El capitalismo no tiene respeto sino
por las ganancias. Para esta lepra del siglo la tierra y sus maravillosos
accidentes no son sino lugares susceptibles de ser arrasados para extraer
materias que son de manera simultánea de felicidad y tragedia. La diferencia la
pone el número de afectados: el disfrute de un puñado de sujetos, equivale a la
maldición de millones de seres humanos.
Espoloneados con símbolos que no
valen sino el trapo en que se dibujan, la gente intenta ponerse de pie
relevando sus reservas sobre exigidas de tolerancia. El Estado brilla solo en
el relumbre de las armas que se despliegan para advertir que los reclamos
deberán cursar por el entramado artificial y estéril de las ventanillas que
tienen la capacidad de amortiguar la rabia. Todo el resto es susceptible del
gatillo fácil de los soldados que históricamente han puesto lo suyo con buena
puntería contra el pobrerío.
Arrecian las campañas solidarias que
suplantan las responsabilidades de quienes se suponen con el deber de cuidado,
de velar por el bien público, y por la seguridad de la población. De a poco, la
solidaridad ancestral de la gente víctima de la inercia y de complicidad
criminal de las autoridades, van juntando lo esencial para sobrevivir.
Cerca de ahí, agazapados, los vivos y
tramposos de siempre ya sacan cuentas de los negocios que se vienen con la
eterna reconstrucción, la especulación con los artículos de primera necesidad y
la desesperación de la gente desamparada.
Las tragedias que con una frecuencia
abismante paga al contado el pueblo llano, no son casualidades adjudicables a
la alineación maléfica de los planetas, ni a la irritación de un dios
vengativo.
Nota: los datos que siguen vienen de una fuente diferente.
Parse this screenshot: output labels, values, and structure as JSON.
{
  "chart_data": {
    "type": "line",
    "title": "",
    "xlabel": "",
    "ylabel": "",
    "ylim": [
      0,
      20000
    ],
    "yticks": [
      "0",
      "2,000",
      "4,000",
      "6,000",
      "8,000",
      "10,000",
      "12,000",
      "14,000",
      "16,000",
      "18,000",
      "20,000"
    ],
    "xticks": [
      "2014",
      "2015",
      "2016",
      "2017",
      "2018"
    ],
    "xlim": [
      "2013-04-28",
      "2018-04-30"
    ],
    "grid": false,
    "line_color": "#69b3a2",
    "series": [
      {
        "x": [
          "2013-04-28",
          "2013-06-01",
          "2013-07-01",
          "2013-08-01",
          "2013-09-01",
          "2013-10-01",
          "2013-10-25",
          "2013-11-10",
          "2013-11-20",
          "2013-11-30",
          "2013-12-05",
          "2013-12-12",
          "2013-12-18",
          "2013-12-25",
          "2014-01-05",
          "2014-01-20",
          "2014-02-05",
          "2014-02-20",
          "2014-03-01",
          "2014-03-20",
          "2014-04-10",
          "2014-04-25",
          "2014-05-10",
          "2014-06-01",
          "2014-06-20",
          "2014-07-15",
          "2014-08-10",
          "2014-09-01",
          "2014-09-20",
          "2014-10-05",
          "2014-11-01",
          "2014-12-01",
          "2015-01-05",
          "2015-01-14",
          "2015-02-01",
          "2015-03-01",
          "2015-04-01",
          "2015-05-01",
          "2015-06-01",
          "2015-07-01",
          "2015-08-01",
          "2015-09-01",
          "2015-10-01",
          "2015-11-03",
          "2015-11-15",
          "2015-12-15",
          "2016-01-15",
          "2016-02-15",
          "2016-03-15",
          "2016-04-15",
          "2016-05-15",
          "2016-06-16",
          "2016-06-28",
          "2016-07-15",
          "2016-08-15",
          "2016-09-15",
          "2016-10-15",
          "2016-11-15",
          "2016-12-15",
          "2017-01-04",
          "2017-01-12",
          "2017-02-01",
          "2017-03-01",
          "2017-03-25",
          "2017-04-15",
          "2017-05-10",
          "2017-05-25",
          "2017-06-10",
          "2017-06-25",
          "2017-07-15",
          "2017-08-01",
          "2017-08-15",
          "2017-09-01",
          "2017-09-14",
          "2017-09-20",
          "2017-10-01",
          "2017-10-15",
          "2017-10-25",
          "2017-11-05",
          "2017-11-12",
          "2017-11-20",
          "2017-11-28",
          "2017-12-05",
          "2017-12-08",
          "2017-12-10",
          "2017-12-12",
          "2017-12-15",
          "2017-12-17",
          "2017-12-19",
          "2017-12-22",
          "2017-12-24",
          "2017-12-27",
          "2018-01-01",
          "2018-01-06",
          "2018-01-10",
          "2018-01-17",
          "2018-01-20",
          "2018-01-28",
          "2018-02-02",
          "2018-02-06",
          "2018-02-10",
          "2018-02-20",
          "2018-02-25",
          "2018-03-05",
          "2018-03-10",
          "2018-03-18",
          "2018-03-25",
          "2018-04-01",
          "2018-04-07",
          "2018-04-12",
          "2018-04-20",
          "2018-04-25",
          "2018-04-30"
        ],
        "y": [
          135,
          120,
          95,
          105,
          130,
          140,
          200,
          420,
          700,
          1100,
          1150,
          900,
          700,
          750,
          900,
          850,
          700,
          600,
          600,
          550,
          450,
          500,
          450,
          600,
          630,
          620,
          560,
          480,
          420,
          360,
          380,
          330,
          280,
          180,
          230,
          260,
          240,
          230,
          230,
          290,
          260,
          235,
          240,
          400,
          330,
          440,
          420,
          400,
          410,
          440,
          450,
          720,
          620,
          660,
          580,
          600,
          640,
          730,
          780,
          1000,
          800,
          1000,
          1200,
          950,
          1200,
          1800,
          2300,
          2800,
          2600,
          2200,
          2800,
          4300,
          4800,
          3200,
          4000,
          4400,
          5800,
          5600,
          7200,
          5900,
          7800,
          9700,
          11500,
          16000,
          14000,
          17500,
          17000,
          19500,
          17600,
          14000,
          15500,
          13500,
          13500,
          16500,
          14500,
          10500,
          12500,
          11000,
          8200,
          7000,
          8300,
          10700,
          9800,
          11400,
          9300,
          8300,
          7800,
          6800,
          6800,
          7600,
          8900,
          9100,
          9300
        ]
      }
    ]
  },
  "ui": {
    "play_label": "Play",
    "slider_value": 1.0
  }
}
Son claramente responsabilidad de una forma de construir un país
librado al caos inhumando del capitalismo más desvergonzado.
Cada hombre y mujer de trabajo se
expone cada día al riesgo de condiciones laborales desamparadas, a una salud
vergonzante, a un transporte urbano zoológico, un sistema de pensiones
miserables, y a una tan vasta como inexpugnable red de conspiraciones secretas
para esquilmarla, mediando un miserable sueldo.
Cuando el capitalismo no mata por la
explotación inmisericorde, lo hace por la bala del custodio uniformado. Y ahora
por estas calamidades de las que no se va a saber nunca qué venenos diseminó en
esos barros metalizados causantes de cánceres y malformaciones.